A week can sometimes be the difference between heaven and hell. Especially when it comes to matters of the heart.
This one week in December 2006, one of my lovers went from being “madly in love” with me to “hating” me. It seems that I tend to bring out extremes of emotions in people.
Most of these emotional extremes can be isolated down to one major trait of mine. I tried to explain it in a post break-up letter to her:
wrongly assumed that emotional hurt can be glossed over if the spirits are strong. assumption — the mother of all tragedies. but that statement needs some elaboration.
like the naive fool that i am, i place emphasis upon the spiritual connection betwixt indivudals. treat the temporal as inconsequential. because fundamentally, it is. and, as you once said, life shouldn't be taken too seriously.
thus most actions are just superficial and should be repairable. naive? yes. have i learnt otherwise? fuck yeah! go team america! hope this explains the “goldfish memory” behaviour that you witnessed.
What's the trait which causes so much harm? My tendency to speak my mind — uncensored. Whilst perfectly capable of being diplomatic, I've never seen any reason to censor my speech to those close to me.
Perhaps this is laziness on my part. I could have avoided most of the arguments in my life if only I had chosen my words more carefully. But doing so seems to conflict with my intentions of being genuine. To me, consciously altering one's words is comparable to manipulation.
This also ties in with two other characteristics of mine:
- Loving unconditionally
- Living across time
I have always tried to love unconditionally. This is reflected in the fact that I have never been able to fall out of love with those I have loved. Love eternal. When love is unconditional, surely trivial elements should not matter?
Also, unlike most people, within the confines of my mind, I live across time — not limited to the current juncture of the temporal axis. The positive emotions I experienced in the past are as true today as they were back then:
But both of these traits seem to be in contradiction with the experiences of most others. I have met few people who love unconditionally and fewer still who treat their past emotions as if they were still true today.
Perhaps this is healthier. Perhaps this is how people manage to engage in new relationships — unhindered by past emotions. But in doing so, I can't help but feel that people are just lying to themselves. And worse, the more one suppresses certain forms of emotions, the less one feels in the present and the future.
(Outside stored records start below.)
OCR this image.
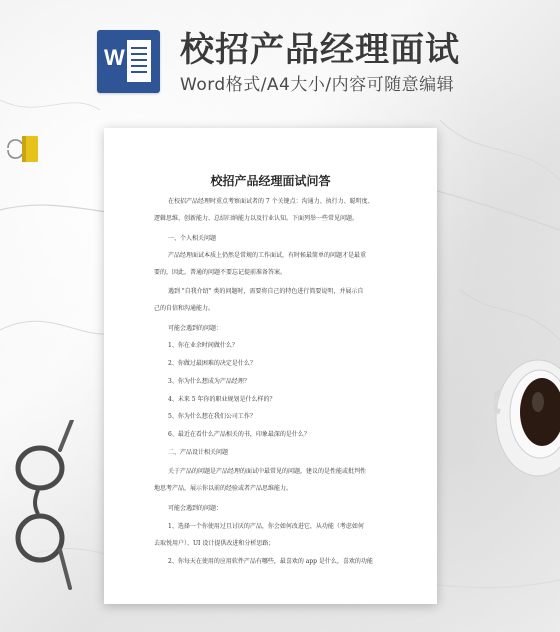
W 校招产品经理面试

Word格式/A4大小/内容可随意编辑

校招产品经理面试问答
在校招产品经理时重点考察面试者的 7 个关键点：沟通力、执行力、聪明度、
逻辑思维、创新能力、总结归纳能力以及行业认知。下面列举一些常见问题。
一、个人相关问题
产品经理面试本质上仍然是常规的工作面试，有时候最简单的问题才是最重
要的，因此，普通的问题不要忘记提前准备答案。
遇到 "自我介绍" 类的问题时，需要将自己的特色进行简要说明，并展示自
己的自信和沟通能力。
可能会遇到的问题：
1、你在业余时间做什么？
2、你做过最困难的决定是什么？
3、你为什么想成为产品经理？
4、未来 5 年你的职业规划是什么样的？
5、你为什么想在我们公司工作？
6、最近在看什么产品相关的书，印象最深的是什么？
二、产品设计相关问题
关于产品的问题是产品经理的面试中最常见的问题，建议的是性能或批判性
地思考产品，展示你以前的经验或者产品思维能力。
可能会遇到的问题：
1、选择一个你使用过且讨厌的产品，你会如何改进它，从功能（考虑如何
去取悦用户）、UI 设计提供改进和分析思路；
2、你每天在使用的应用软件产品有哪些，最喜欢的 app 是什么，喜欢的功能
I have certainly felt elements of that decline in relationships as I have gotten older. The unbridled love I experienced in my teenage years pale in comparison to the restrained love I later experienced. All of that derives from fear of being hurt yet again and the occasional attempts of suppressing past emotions.
But the attitude towards love being eternal has gotten me into a mess more than once. I remember one weekend when a lover and I were so enthralled with each other that we were both experiencing orgasmic states before we had even engaged in any physical acts.
But fast forward to the weekend after that and you will have found her broken hearted. Why? Because during a discussion, I naively stated that one of my previous lovers and I were “one and the same — no difference between us”.
It had not been my intention to hurt her with that statement. Only in the days after that did I fully realise just how painful it must have been for her to hear that. Only later could I see how that statement could have been construed as being a denial of her. It was never meant to be so.
By living across time, I feel the past as intensely as the present and the emotions never dull. And especially since my experience of having an orgasm from just dancing, I have strongly felt connected to all beings in this Universe.
Being truly connected to all beings — starting with those close to me — is my highest aspiration. It is a reflection of the Truth that is this Universe. It enables, empowers and vitalises.
It reminds me of a quote by Martin Luther King Jr.
“I believe that unarmed truth and unconditional love will have the final word.”
But, I cannot help but wonder if my approach is somehow fucked up? Is there something better I can do? Your thoughts and comments would be truly appreciated. Thanks!